Relative Strength Index (RSI) readings hover near 28 on daily timeframes, indicating oversold conditions. However, oversold readings can persist during strong downtrends. Volume profile analysis reveals high-volume nodes between $60,800 and $61,200, suggesting potential consolidation areas. The critical technical detail absent from surface reports involves UTXO (Unspent Transaction Output) age bands—data shows increased spending from the 3-6 month cohort, typically associated with medium-term investors capitulating.
| Metric | Value |
|---|---|
| Crypto Fear & Greed Index | 9/100 (Extreme Fear) |
| Bitcoin Current Price | $62,217 |
| 24-Hour Price Change | -14.72% |
| Market Rank | #1 |
| Key Support Level | $61,500 |
This breakdown matters because $62,000 represented a psychological and technical confluence level. Institutional accumulation patterns identified by Chainalysis showed increased buying between $61,800 and $62,500 throughout December. Consequently, a sustained break below this zone questions the strength of institutional conviction. Retail market structure appears fragile, with funding rates turning negative across major perpetual swap markets.

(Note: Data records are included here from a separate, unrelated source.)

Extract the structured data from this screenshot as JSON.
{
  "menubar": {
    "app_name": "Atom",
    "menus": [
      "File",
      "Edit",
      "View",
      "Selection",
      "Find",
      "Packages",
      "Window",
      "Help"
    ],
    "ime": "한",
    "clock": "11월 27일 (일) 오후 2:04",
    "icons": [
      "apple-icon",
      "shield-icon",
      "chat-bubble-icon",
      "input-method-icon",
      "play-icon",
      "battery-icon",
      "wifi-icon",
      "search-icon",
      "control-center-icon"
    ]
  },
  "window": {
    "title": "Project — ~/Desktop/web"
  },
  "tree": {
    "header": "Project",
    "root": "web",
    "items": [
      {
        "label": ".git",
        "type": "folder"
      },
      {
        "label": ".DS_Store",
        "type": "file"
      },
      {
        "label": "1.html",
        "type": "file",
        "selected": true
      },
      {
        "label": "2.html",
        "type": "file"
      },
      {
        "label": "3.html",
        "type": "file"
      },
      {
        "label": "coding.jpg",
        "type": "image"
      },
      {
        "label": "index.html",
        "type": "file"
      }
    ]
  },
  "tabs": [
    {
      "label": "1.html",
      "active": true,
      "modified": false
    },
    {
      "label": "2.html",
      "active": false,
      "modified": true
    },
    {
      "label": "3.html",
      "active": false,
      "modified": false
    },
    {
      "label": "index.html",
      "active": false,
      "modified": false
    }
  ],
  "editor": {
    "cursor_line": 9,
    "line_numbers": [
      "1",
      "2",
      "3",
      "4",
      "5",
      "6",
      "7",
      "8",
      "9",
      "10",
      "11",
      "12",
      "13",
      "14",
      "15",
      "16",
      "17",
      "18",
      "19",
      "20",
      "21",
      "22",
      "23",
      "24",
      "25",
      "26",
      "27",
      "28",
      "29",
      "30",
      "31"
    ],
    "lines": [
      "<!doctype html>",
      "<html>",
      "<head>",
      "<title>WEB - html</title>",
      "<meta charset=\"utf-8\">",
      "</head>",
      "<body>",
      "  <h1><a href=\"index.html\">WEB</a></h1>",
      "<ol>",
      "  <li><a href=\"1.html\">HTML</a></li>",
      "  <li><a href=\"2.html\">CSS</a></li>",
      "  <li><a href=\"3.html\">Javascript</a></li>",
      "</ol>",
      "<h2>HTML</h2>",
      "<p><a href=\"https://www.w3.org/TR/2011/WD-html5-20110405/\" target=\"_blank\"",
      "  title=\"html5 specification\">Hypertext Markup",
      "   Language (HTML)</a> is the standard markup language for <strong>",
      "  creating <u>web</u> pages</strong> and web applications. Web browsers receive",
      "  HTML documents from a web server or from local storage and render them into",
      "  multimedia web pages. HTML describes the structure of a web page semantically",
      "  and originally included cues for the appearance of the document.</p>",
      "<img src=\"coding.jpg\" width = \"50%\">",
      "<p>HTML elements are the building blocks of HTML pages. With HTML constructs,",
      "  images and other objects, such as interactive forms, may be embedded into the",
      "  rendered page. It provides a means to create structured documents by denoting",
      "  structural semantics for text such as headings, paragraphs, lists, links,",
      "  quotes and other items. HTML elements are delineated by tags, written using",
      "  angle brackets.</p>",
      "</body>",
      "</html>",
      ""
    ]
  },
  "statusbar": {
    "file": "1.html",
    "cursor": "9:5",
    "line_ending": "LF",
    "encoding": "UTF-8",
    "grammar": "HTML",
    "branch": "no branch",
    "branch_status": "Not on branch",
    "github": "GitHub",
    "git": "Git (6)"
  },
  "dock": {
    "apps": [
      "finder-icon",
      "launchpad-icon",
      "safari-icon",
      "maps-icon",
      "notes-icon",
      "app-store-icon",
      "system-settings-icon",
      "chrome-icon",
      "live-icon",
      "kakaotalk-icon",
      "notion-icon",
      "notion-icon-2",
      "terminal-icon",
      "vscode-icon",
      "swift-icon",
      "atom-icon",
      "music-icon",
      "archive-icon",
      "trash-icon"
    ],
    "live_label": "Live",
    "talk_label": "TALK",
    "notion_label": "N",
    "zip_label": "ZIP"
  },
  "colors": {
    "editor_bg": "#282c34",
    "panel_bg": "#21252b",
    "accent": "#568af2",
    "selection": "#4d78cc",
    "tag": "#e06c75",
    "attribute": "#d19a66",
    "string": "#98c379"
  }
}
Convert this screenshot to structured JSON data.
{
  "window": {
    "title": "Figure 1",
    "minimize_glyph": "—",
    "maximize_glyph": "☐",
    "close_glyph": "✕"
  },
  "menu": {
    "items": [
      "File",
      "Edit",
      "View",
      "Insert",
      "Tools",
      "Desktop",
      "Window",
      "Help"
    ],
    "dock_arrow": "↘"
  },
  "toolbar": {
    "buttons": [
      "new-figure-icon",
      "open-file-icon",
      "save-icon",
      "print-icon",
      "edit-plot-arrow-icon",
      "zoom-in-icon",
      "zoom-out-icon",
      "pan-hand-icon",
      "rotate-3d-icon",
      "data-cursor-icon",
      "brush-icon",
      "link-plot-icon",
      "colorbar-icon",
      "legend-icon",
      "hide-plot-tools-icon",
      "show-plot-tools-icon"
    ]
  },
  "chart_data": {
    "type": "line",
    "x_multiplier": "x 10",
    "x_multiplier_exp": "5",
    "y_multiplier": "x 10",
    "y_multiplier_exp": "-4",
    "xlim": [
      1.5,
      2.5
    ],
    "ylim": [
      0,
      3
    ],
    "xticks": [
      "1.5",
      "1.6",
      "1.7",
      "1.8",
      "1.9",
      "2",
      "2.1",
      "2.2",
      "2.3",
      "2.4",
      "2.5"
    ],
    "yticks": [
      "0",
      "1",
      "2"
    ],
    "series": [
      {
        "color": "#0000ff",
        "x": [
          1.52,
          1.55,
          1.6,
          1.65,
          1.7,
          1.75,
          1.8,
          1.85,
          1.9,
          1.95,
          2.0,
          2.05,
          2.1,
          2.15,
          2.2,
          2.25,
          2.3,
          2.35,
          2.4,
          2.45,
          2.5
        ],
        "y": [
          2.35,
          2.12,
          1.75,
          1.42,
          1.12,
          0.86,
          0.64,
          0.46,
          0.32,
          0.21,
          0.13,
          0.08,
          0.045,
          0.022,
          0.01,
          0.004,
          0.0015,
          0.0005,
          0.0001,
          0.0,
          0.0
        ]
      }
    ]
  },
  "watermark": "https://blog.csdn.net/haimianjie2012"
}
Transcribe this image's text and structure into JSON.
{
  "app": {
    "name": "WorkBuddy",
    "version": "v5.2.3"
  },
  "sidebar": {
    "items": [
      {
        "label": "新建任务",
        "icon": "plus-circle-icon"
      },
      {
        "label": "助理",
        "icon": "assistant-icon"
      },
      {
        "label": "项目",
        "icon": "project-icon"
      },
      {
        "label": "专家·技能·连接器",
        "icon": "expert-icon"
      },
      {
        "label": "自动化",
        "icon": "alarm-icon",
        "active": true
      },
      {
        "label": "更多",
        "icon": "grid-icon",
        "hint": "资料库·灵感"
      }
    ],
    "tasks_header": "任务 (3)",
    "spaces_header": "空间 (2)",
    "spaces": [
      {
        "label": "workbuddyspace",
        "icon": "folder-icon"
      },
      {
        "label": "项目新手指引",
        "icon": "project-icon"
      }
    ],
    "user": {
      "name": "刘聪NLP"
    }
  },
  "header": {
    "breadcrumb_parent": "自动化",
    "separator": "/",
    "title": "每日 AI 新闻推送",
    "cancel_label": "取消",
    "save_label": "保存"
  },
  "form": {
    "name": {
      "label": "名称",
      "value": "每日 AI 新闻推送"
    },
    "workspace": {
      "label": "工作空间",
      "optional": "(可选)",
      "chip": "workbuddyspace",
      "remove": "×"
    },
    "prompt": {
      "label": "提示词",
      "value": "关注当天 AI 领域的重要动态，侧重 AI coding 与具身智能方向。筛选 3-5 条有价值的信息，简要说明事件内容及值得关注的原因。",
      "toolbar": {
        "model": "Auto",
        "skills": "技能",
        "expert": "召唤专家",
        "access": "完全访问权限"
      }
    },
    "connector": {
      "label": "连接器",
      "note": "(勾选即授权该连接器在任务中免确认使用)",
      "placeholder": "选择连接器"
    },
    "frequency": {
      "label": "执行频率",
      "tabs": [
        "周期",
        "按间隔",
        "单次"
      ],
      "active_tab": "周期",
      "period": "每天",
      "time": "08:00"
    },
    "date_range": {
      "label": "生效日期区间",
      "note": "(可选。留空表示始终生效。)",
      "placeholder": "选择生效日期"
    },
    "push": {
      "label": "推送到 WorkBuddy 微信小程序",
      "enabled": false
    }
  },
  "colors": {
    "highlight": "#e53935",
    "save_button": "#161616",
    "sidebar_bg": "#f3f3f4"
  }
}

Real-world evidence emerges from derivatives markets. Open interest declined by approximately 8% during the breakdown, indicating long position unwinding rather than new short aggression. This suggests a liquidity grab targeting leveraged long positions clustered around the $62,000 support. The broader impact extends to altcoins, with many experiencing amplified declines as Bitcoin dominance weakens.
"Market structure suggests we're testing a critical order block established during Q4 2025 accumulation. The extreme fear reading at 9/100 typically precedes short-term reversals, but the price must first stabilize. Our models indicate $61,500 represents the line in the sand for bulls."— CoinMarketBuzz Intelligence Desk
Two data-backed scenarios emerge from current market structure. The bullish scenario requires Bitcoin to reclaim $62,500 and hold above it, confirming the breakdown as a false break. This would target a retest of $65,000 resistance. The bearish scenario involves continued selling pressure breaking the $61,500 support, targeting the $59,800 Fibonacci level.
The 12-month institutional outlook remains cautiously optimistic despite short-term weakness. Historical cycles suggest extreme fear readings often precede intermediate-term bottoms. However, macroeconomic factors including Federal Reserve policy decisions will dictate the 5-year horizon. Institutional adoption continues through ETF flows, but price discovery remains volatile.

Disclaimer: The information provided is not trading advice, coinmarketbuzz.com holds no liability for any investments made based on the information provided on this page. We strongly recommend independent research and/or consultation with a qualified professional before making any investment decisions.